Goal is Discharge (DC) planning and to return patient to cognitive and physical condition prior to event that triggered treatment.
  • Performs prospective, concurrent, and retrospective utilization reviews and first level determination approvals for members using evidenced based guidelines, policies, and nationally recognized clinical criteria across lines of business or for a specific line of business such as Medicare and FEP.
  • Ensures diagnosis matches ICD9 codes. Conduct UM/care management (CM) review activities with delegated entities as necessary. Manages member treatment to meet Recommended Length of Stay. Ensures discharge (DC) planning at levels of care appropriate for the member needs and acuity. Determines discharge (DC) plan by assessing cognitive and physical status. Determines post-acute needs of patient, levels of care, equipment, how event is going to impact patient’s status.

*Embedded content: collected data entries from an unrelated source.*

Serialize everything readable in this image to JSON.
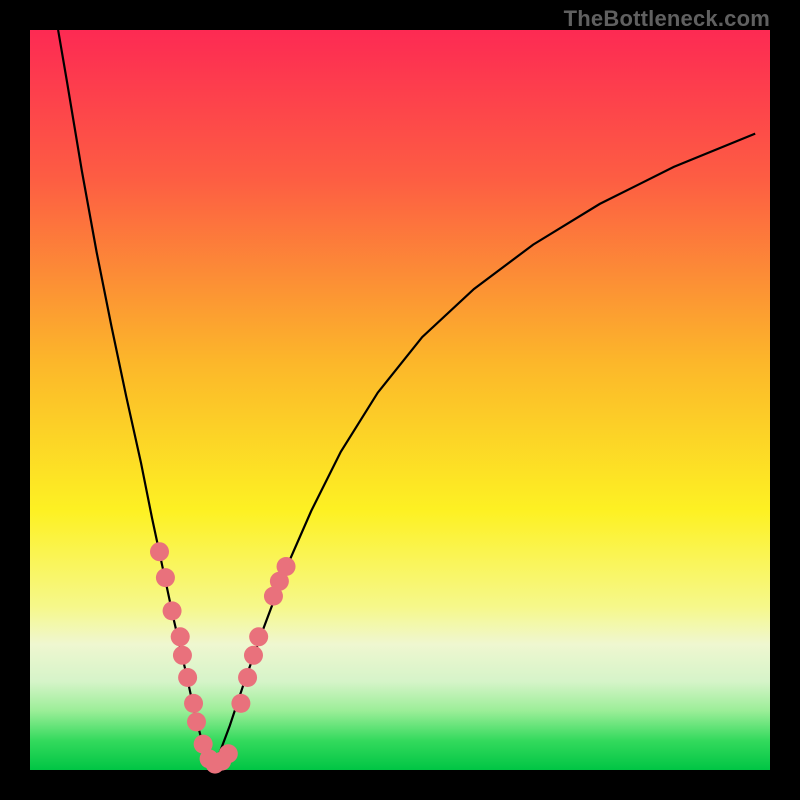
{
  "watermark": "TheBottleneck.com",
  "colors": {
    "frame": "#000000",
    "gradient_stops": [
      {
        "pct": 0,
        "color": "#fd2a53"
      },
      {
        "pct": 20,
        "color": "#fd5d43"
      },
      {
        "pct": 45,
        "color": "#fcb72a"
      },
      {
        "pct": 65,
        "color": "#fdf123"
      },
      {
        "pct": 78,
        "color": "#f6f88b"
      },
      {
        "pct": 83,
        "color": "#eff7d0"
      },
      {
        "pct": 88,
        "color": "#d6f4c9"
      },
      {
        "pct": 92,
        "color": "#9bee98"
      },
      {
        "pct": 96,
        "color": "#34da5d"
      },
      {
        "pct": 100,
        "color": "#00c544"
      }
    ],
    "curve": "#000000",
    "marker": "#e9717c"
  },
  "chart_data": {
    "type": "line",
    "title": "",
    "xlabel": "",
    "ylabel": "",
    "xlim": [
      0,
      100
    ],
    "ylim": [
      0,
      100
    ],
    "series": [
      {
        "name": "left-branch",
        "x": [
          3.8,
          5,
          7,
          9,
          11,
          13,
          15,
          16.5,
          18,
          19.5,
          21,
          22.2,
          23.2,
          24,
          24.5
        ],
        "values": [
          100,
          93,
          81,
          70,
          60,
          50.5,
          41.5,
          34,
          27,
          20,
          13.5,
          8,
          4,
          1.5,
          0.5
        ]
      },
      {
        "name": "right-branch",
        "x": [
          24.5,
          25.5,
          27,
          29,
          31.5,
          34.5,
          38,
          42,
          47,
          53,
          60,
          68,
          77,
          87,
          98
        ],
        "values": [
          0.5,
          2,
          6,
          12,
          19,
          27,
          35,
          43,
          51,
          58.5,
          65,
          71,
          76.5,
          81.5,
          86
        ]
      }
    ],
    "markers": {
      "name": "pink-data-points",
      "points": [
        {
          "x": 17.5,
          "y": 29.5
        },
        {
          "x": 18.3,
          "y": 26.0
        },
        {
          "x": 19.2,
          "y": 21.5
        },
        {
          "x": 20.3,
          "y": 18.0
        },
        {
          "x": 20.6,
          "y": 15.5
        },
        {
          "x": 21.3,
          "y": 12.5
        },
        {
          "x": 22.1,
          "y": 9.0
        },
        {
          "x": 22.5,
          "y": 6.5
        },
        {
          "x": 23.4,
          "y": 3.5
        },
        {
          "x": 24.2,
          "y": 1.5
        },
        {
          "x": 25.0,
          "y": 0.8
        },
        {
          "x": 25.9,
          "y": 1.2
        },
        {
          "x": 26.8,
          "y": 2.2
        },
        {
          "x": 28.5,
          "y": 9.0
        },
        {
          "x": 29.4,
          "y": 12.5
        },
        {
          "x": 30.2,
          "y": 15.5
        },
        {
          "x": 30.9,
          "y": 18.0
        },
        {
          "x": 32.9,
          "y": 23.5
        },
        {
          "x": 33.7,
          "y": 25.5
        },
        {
          "x": 34.6,
          "y": 27.5
        }
      ]
    }
  }
}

  • Ensures quality, cost-effective DC planning. Triages and prioritizes cases to meet required turn-around times. Expedites access to appropriate care for members with urgent needs using expedited review process. Prepares and presents cases to Medical Director (MD) as required by law for medical necessity determination. Communicate determinations to providers and/or members to in compliance with state, federal and accreditation requirements. Develops and reviews member centered documentation and correspondence reflecting determinations in compliance with regulatory and accreditation standards. Identifies potential quality of care issues, service or treatment delays and intervenes or as clinically appropriate.
  • Provides referrals to Case Management, Disease Management, Appeals and Grievance and Quality Departments as necessary.
  • Identifies potential Third Party Liability and Coordination of Benefit cases and notifies appropriate internal departments. Manages multiple complex cases including lower level of care.